IVGCVSW-2102: Fix Pooling2D CpuRef indexing bug

* Fixes bug when calcuating indexes for NHWC in
  Pooling2D CpuRef implementation, it now uses
  TensorBufferArrayView.
* Adds 2-Channel unit tests for Pooling2d on CpuRef,
  Cl and Neon. The single channel tests were not
  properly exercising Pooling2d using NHWC data layout.
* Refactors Pooling2D NHWC tests so that the input and
  output data are permuted to NHWC when necessary,
  instead of hard coding the data in NHWC format.

Change-Id: I5b9d41ed425ff283ea8c8ef6b1266ae0bc80f43b
diff --git a/src/backends/reference/workloads/Pooling2d.cpp b/src/backends/reference/workloads/Pooling2d.cpp
index 9890920..d2fd0da 100644
--- a/src/backends/reference/workloads/Pooling2d.cpp
+++ b/src/backends/reference/workloads/Pooling2d.cpp
@@ -4,6 +4,7 @@
 //
 
 #include "Pooling2d.hpp"
+#include "TensorBufferArrayView.hpp"
 
 #include <armnn/Exceptions.hpp>
 #include <armnn/Types.hpp>
@@ -143,9 +144,10 @@
                const TensorInfo& outputInfo,
                const Pooling2dDescriptor& params)
 {
-    const unsigned int channelsIndex = params.m_DataLayout.GetChannelsIndex();
-    const unsigned int heightIndex   = params.m_DataLayout.GetHeightIndex();
-    const unsigned int widthIndex    = params.m_DataLayout.GetWidthIndex();
+    const armnn::DataLayoutIndexed dataLayout = params.m_DataLayout;
+    auto channelsIndex = dataLayout.GetChannelsIndex();
+    auto heightIndex = dataLayout.GetHeightIndex();
+    auto widthIndex = dataLayout.GetWidthIndex();
 
     const int batchSize    = boost::numeric_cast<int>(outputInfo.GetShape()[0]);
     const int channels     = boost::numeric_cast<int>(outputInfo.GetShape()[channelsIndex]);
@@ -167,6 +169,9 @@
     Accumulator accumulate = GetAccumulator(params.m_PoolType);
     Executor execute       = GetExecutor(params.m_PoolType);
 
+    TensorBufferArrayView<const float> input(inputInfo.GetShape(), in, dataLayout);
+    TensorBufferArrayView<float> output(outputInfo.GetShape(), out, dataLayout);
+
     // Check supported padding methods outside the loop to simplify
     // the inner loop.
     if (params.m_PaddingMethod != PaddingMethod::Exclude &&
@@ -221,10 +226,10 @@
                     {
                         for (auto xInput = wstart; xInput < wend; xInput++)

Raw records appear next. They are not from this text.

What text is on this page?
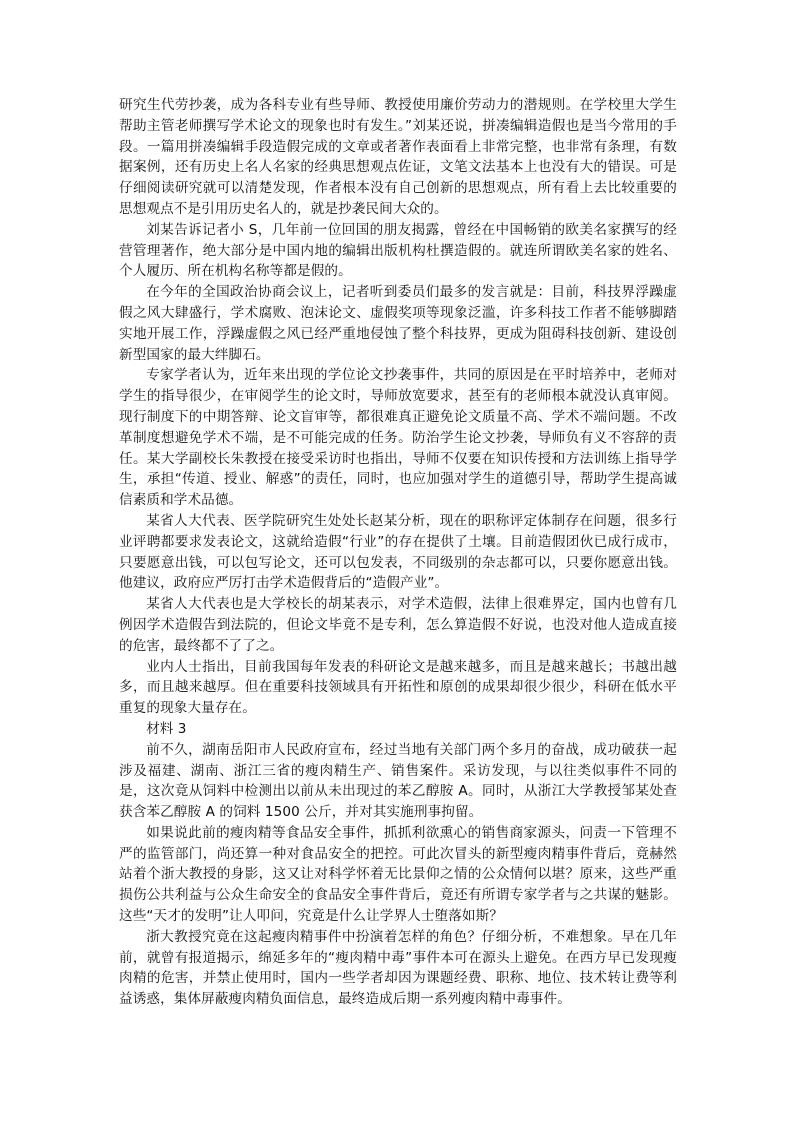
研究生代劳抄袭，成为各科专业有些导师、教授使用廉价劳动力的潜规则。在学校里大学生帮助主管老师撰写学术论文的现象也时有发生。”刘某还说，拼凑编辑造假也是当今常用的手段。一篇用拼凑编辑手段造假完成的文章或者著作表面看上非常完整，也非常有条理，有数据案例，还有历史上名人名家的经典思想观点佐证，文笔文法基本上也没有大的错误。可是仔细阅读研究就可以清楚发现，作者根本没有自己创新的思想观点，所有看上去比较重要的思想观点不是引用历史名人的，就是抄袭民间大众的。

刘某告诉记者小 S，几年前一位回国的朋友揭露，曾经在中国畅销的欧美名家撰写的经营管理著作，绝大部分是中国内地的编辑出版机构杜撰造假的。就连所谓欧美名家的姓名、个人履历、所在机构名称等都是假的。

在今年的全国政治协商会议上，记者听到委员们最多的发言就是：目前，科技界浮躁虚假之风大肆盛行，学术腐败、泡沫论文、虚假奖项等现象泛滥，许多科技工作者不能够脚踏实地开展工作，浮躁虚假之风已经严重地侵蚀了整个科技界，更成为阻碍科技创新、建设创新型国家的最大绊脚石。

专家学者认为，近年来出现的学位论文抄袭事件，共同的原因是在平时培养中，老师对学生的指导很少，在审阅学生的论文时，导师放宽要求，甚至有的老师根本就没认真审阅。现行制度下的中期答辩、论文盲审等，都很难真正避免论文质量不高、学术不端问题。不改革制度想避免学术不端，是不可能完成的任务。防治学生论文抄袭，导师负有义不容辞的责任。某大学副校长朱教授在接受采访时也指出，导师不仅要在知识传授和方法训练上指导学生，承担“传道、授业、解惑”的责任，同时，也应加强对学生的道德引导，帮助学生提高诚信素质和学术品德。

某省人大代表、医学院研究生处处长赵某分析，现在的职称评定体制存在问题，很多行业评聘都要求发表论文，这就给造假“行业”的存在提供了土壤。目前造假团伙已成行成市，只要愿意出钱，可以包写论文，还可以包发表，不同级别的杂志都可以，只要你愿意出钱。他建议，政府应严厉打击学术造假背后的“造假产业”。

某省人大代表也是大学校长的胡某表示，对学术造假，法律上很难界定，国内也曾有几例因学术造假告到法院的，但论文毕竟不是专利，怎么算造假不好说，也没对他人造成直接的危害，最终都不了了之。

业内人士指出，目前我国每年发表的科研论文是越来越多，而且是越来越长；书越出越多，而且越来越厚。但在重要科技领域具有开拓性和原创的成果却很少很少，科研在低水平重复的现象大量存在。

材料 3

前不久，湖南岳阳市人民政府宣布，经过当地有关部门两个多月的奋战，成功破获一起涉及福建、湖南、浙江三省的瘦肉精生产、销售案件。采访发现，与以往类似事件不同的是，这次竟从饲料中检测出以前从未出现过的苯乙醇胺 A。同时，从浙江大学教授邹某处查获含苯乙醇胺 A 的饲料 1500 公斤，并对其实施刑事拘留。

如果说此前的瘦肉精等食品安全事件，抓抓利欲熏心的销售商家源头，问责一下管理不严的监管部门，尚还算一种对食品安全的把控。可此次冒头的新型瘦肉精事件背后，竟赫然站着个浙大教授的身影，这又让对科学怀着无比景仰之情的公众情何以堪？原来，这些严重损伤公共利益与公众生命安全的食品安全事件背后，竟还有所谓专家学者与之共谋的魅影。这些“天才的发明”让人叩问，究竟是什么让学界人士堕落如斯？

浙大教授究竟在这起瘦肉精事件中扮演着怎样的角色？仔细分析，不难想象。早在几年前，就曾有报道揭示，绵延多年的“瘦肉精中毒”事件本可在源头上避免。在西方早已发现瘦肉精的危害，并禁止使用时，国内一些学者却因为课题经费、职称、地位、技术转让费等利益诱惑，集体屏蔽瘦肉精负面信息，最终造成后期一系列瘦肉精中毒事件。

                         {
-                            float inval = in[n * widthInput * heightInput * channels +
-                                             c * widthInput * heightInput +
-                                             yInput * widthInput +
-                                             xInput];
+                            float inval = input.Get(boost::numeric_cast<unsigned int>(n),
+                                                    boost::numeric_cast<unsigned int>(c),
+                                                    boost::numeric_cast<unsigned int>(yInput),
+                                                    boost::numeric_cast<unsigned int>(xInput));
 
                             accumulate(result, inval);
                         }
@@ -232,10 +237,10 @@
 
                     execute(result, poolAreaSize);
 
-                    out[n * widthOutput * heightOutput * channels +
-                        c * widthOutput * heightOutput +
-                        yOutput * widthOutput +
-                        xOutput] = result;
+                    output.Get(boost::numeric_cast<unsigned int>(n),
+                               boost::numeric_cast<unsigned int>(c),
+                               boost::numeric_cast<unsigned int>(yOutput),
+                               boost::numeric_cast<unsigned int>(xOutput)) = result;
                 }
             }
         }